2. By drawing a normal vector that come from the vector made by the semi-sphere. I could know if I'm behind or in front of the vector...and if you know which side is the semi sphere and which side is the void...It will be pretty damn easy to find if you're within the semi sphere. You have to do the dot product.
I'm not sure if it's clear enough but the test shouldn't be that hard to do...In the end you have to look for a negative or positive value...if it's 0 you're on the vector of the semisphere so it's up to you to say if it's outside or inside the semi-sphere.
The fastest way to do this will depend on your typical data. If you have real-world data to look at, do that first. When points are outside the semi-circle, is it usually because they are outside the circle? Are your semi-circles typically thin pie slices?

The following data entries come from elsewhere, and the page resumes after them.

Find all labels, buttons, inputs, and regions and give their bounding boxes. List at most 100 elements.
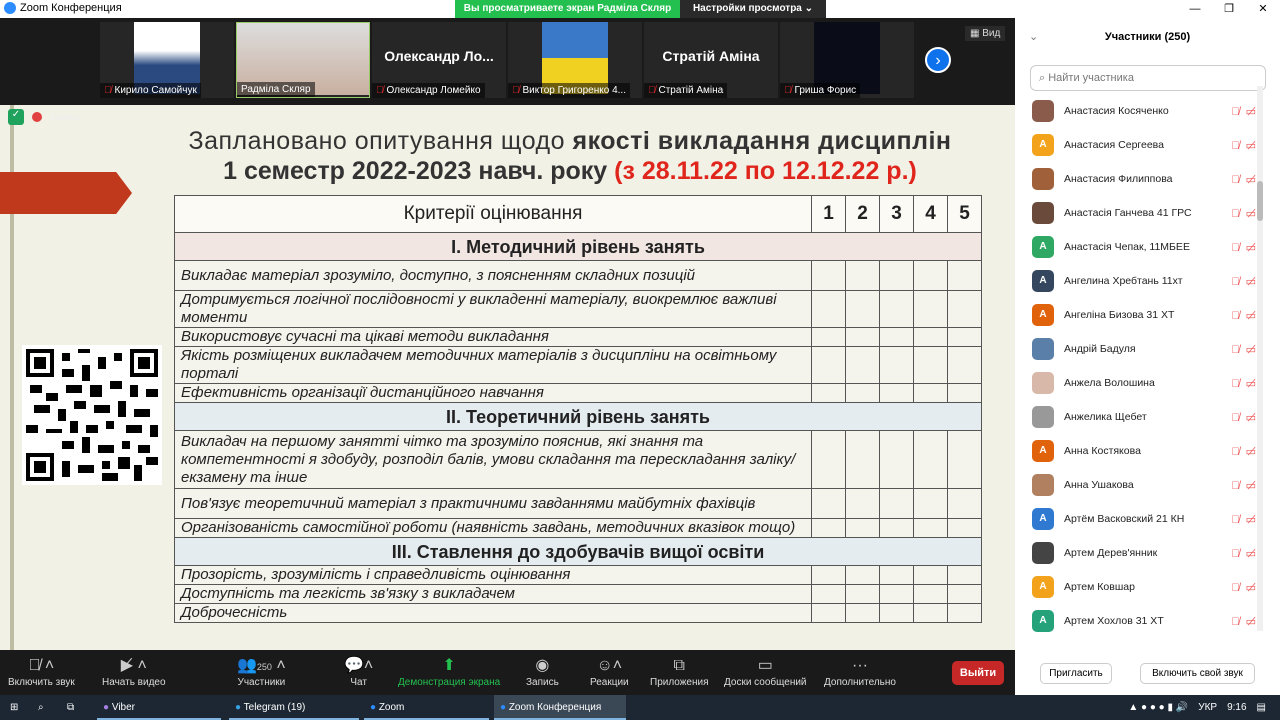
muted-mic-icon: 🎙̸ (648, 85, 656, 96)
taskbar-telegram[interactable]: ● Telegram (19) (229, 695, 359, 720)
participant-row[interactable]: Анастасия Филиппова 🎙̸▭̸ (1015, 162, 1270, 196)
criterion-row: Прозорість, зрозумілість і справедливіст… (174, 565, 812, 585)
video-tile[interactable]: 🎙̸ Виктор Григоренко 4... (508, 22, 642, 98)
participant-row[interactable]: A Артём Васковский 21 КН 🎙̸▭̸ (1015, 502, 1270, 536)
invite-button[interactable]: Пригласить (1040, 663, 1112, 684)
section-header: ІІ. Теоретичний рівень занять (174, 402, 982, 431)
whiteboards-button[interactable]: ▭ Доски сообщений (724, 655, 807, 688)
participant-row[interactable]: A Ангелина Хребтань 11хт 🎙̸▭̸ (1015, 264, 1270, 298)
participant-row[interactable]: A Анна Костякова 🎙̸▭̸ (1015, 434, 1270, 468)
view-options-button[interactable]: Настройки просмотра ⌄ (680, 0, 826, 18)
chat-icon: 💬˄ (344, 657, 374, 674)
participant-name: Анастасия Филиппова (1064, 173, 1173, 185)
more-button[interactable]: ··· Дополнительно (824, 655, 896, 688)
participant-row[interactable]: Анастасия Косяченко 🎙̸▭̸ (1015, 94, 1270, 128)
tile-name: Виктор Григоренко 4... (522, 85, 626, 96)
avatar: A (1032, 576, 1054, 598)
taskbar-zoom[interactable]: ● Zoom (364, 695, 489, 720)
participant-row[interactable]: Артем Дерев'янник 🎙̸▭̸ (1015, 536, 1270, 570)
unmute-self-button[interactable]: Включить свой звук (1140, 663, 1255, 684)
avatar (1032, 168, 1054, 190)
score-header: 1 (811, 195, 846, 233)
criterion-row: Доступність та легкість зв'язку з виклад… (174, 584, 812, 604)
system-tray: ▲ ● ● ● ▮ 🔊 УКР 9:16 ▤ (1128, 695, 1266, 720)
label: Zoom (378, 702, 405, 713)
participant-name: Анжела Волошина (1064, 377, 1155, 389)
criterion-row: Якість розміщених викладачем методичних … (174, 346, 812, 384)
tray-icons[interactable]: ▲ ● ● ● ▮ 🔊 (1128, 695, 1188, 720)
participants-button[interactable]: 👥250 ˄ Участники (237, 655, 286, 688)
notifications-icon[interactable]: ▤ (1257, 695, 1266, 720)
avatar: A (1032, 270, 1054, 292)
participant-row[interactable]: Анастасія Ганчева 41 ГРС 🎙̸▭̸ (1015, 196, 1270, 230)
taskbar-viber[interactable]: ● Viber (97, 695, 221, 720)
participant-name: Артем Дерев'янник (1064, 547, 1158, 559)
participant-row[interactable]: Андрій Бадуля 🎙̸▭̸ (1015, 332, 1270, 366)
avatar (1032, 202, 1054, 224)
label: Доски сообщений (724, 677, 807, 688)
next-page-button[interactable]: › (925, 47, 951, 73)
reactions-button[interactable]: ☺˄ Реакции (590, 655, 629, 688)
maximize-button[interactable]: ❐ (1212, 0, 1246, 18)
scrollbar-thumb[interactable] (1257, 181, 1263, 221)
view-button[interactable]: ▦ Вид (965, 26, 1006, 41)
chat-button[interactable]: 💬˄ Чат (344, 655, 373, 688)
search-icon[interactable]: ⌕ (38, 695, 44, 720)
taskbar-zoom-meeting[interactable]: ● Zoom Конференция (494, 695, 626, 720)
criterion-row: Ефективність організації дистанційного н… (174, 383, 812, 403)
participant-row[interactable]: Анжелика Щебет 🎙̸▭̸ (1015, 400, 1270, 434)
muted-mic-icon: 🎙̸ (512, 85, 520, 96)
participant-name: Ангелина Хребтань 11хт (1064, 275, 1183, 287)
window-title: Zoom Конференция (20, 2, 122, 14)
criterion-row: Дотримується логічної послідовності у ви… (174, 290, 812, 328)
tile-name: Гриша Форис (794, 85, 857, 96)
recording-icon (32, 112, 42, 122)
unmute-button[interactable]: 🎙̸ ˄ Включить звук (8, 655, 75, 688)
video-tile[interactable]: Стратій Аміна 🎙̸ Стратій Аміна (644, 22, 778, 98)
video-tile[interactable]: 🎙̸ Кирило Самойчук (100, 22, 234, 98)
participant-row[interactable]: A Артем Ковшар 🎙̸▭̸ (1015, 570, 1270, 604)
video-tile[interactable]: 🎙̸ Гриша Форис (780, 22, 914, 98)
participant-row[interactable]: A Артем Хохлов 31 ХТ 🎙̸▭̸ (1015, 604, 1270, 638)
qr-code (22, 345, 162, 485)
share-screen-button[interactable]: ⬆ Демонстрация экрана (398, 655, 500, 688)
avatar (1032, 372, 1054, 394)
participant-row[interactable]: Анна Ушакова 🎙̸▭̸ (1015, 468, 1270, 502)
close-button[interactable]: ✕ (1246, 0, 1280, 18)
reactions-icon: ☺˄ (596, 657, 623, 674)
record-button[interactable]: ◉ Запись (526, 655, 559, 688)
windows-taskbar: ⊞ ⌕ ⧉ ● Viber ● Telegram (19) ● Zoom ● Z… (0, 695, 1280, 720)
title-bar: Zoom Конференция Вы просматриваете экран… (0, 0, 1280, 18)
label: Дополнительно (824, 677, 896, 688)
security-shield-icon[interactable]: ✓ (8, 109, 24, 125)
task-view-icon[interactable]: ⧉ (67, 695, 74, 720)
participant-list-scrollbar[interactable] (1257, 86, 1263, 631)
title-text: 1 семестр 2022-2023 навч. року (223, 157, 615, 185)
participant-row[interactable]: A Анастасія Чепак, 11МБЕЕ 🎙̸▭̸ (1015, 230, 1270, 264)
label: Viber (111, 702, 135, 713)
participant-row[interactable]: A Анастасия Сергеева 🎙̸▭̸ (1015, 128, 1270, 162)
clock[interactable]: 9:16 (1227, 695, 1246, 720)
video-tile-active-speaker[interactable]: Радміла Скляр (236, 22, 370, 98)
video-tile[interactable]: Олександр Ло... 🎙̸ Олександр Ломейко (372, 22, 506, 98)
slide-title-line1: Заплановано опитування щодо якості викла… (160, 127, 980, 156)
apps-button[interactable]: ⧉ Приложения (650, 655, 709, 688)
participant-name: Анна Костякова (1064, 445, 1141, 457)
muted-mic-icon: 🎙̸ ˄ (28, 657, 55, 674)
label: Демонстрация экрана (398, 677, 501, 688)
recording-label: Запись (50, 112, 80, 122)
leave-button[interactable]: Выйти (952, 661, 1004, 685)
score-header: 2 (845, 195, 880, 233)
start-icon[interactable]: ⊞ (10, 695, 18, 720)
label: Zoom Конференция (508, 702, 602, 713)
participant-search-input[interactable]: ⌕ Найти участника (1030, 65, 1266, 91)
start-video-button[interactable]: ▶̸ ˄ Начать видео (102, 655, 166, 688)
whiteboard-icon: ▭ (757, 657, 773, 674)
minimize-button[interactable]: — (1178, 0, 1212, 18)
avatar (1032, 542, 1054, 564)
participant-name: Ангеліна Бизова 31 ХТ (1064, 309, 1175, 321)
participant-row[interactable]: Анжела Волошина 🎙̸▭̸ (1015, 366, 1270, 400)
share-screen-icon: ⬆ (442, 657, 456, 674)
language-indicator[interactable]: УКР (1198, 695, 1217, 720)
participant-row[interactable]: A Ангеліна Бизова 31 ХТ 🎙̸▭̸ (1015, 298, 1270, 332)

There are several ways to do this with vectors. You can scale the circle to a unit circle and use cross-products and look at the resultant vectors. You can use dot-products and see how the prospective point lands on the other vectors.
If you want something really easy to understand, first check to make sure it's inside the circle, then get the angle and make sure it's between the angle of the two vectors that dictate the semi-circle.
Edit: I had forgotten that a semicircle is always half a circle. I was thinking of any arbitrary section of a circle.
Now that I have remembered what a semicircle is, here's how I would do that. It's similar to stbuton's solution, but it represents the semicircle differently.
I'd represent the semicircle as the unit vector that bisects the semicircle. You can easily get that from either one of the vectors that indicate the boundary of the semicircle (because they are 90 degrees away from the representation) by swapping x and y and negating one of them.
Now you just cross the vector created by subtracting the point to be tested from the circle's center. The sign of z tells you whether the point is in the semicircle, and the length of z can be compared against the radius.
I did all the physics for Cool Pool (from Sierra Online). It's all done in vectors and it's filled with dots and crosses. Vectors solutions are fast. Cool Pool was able to run on a P60, and did reasonable breaks and even spin.
Note: For solutions where you're checking sqrt(xx+yy), don't even do the sqrt. Instead, keep the square of the radius around and compare against that.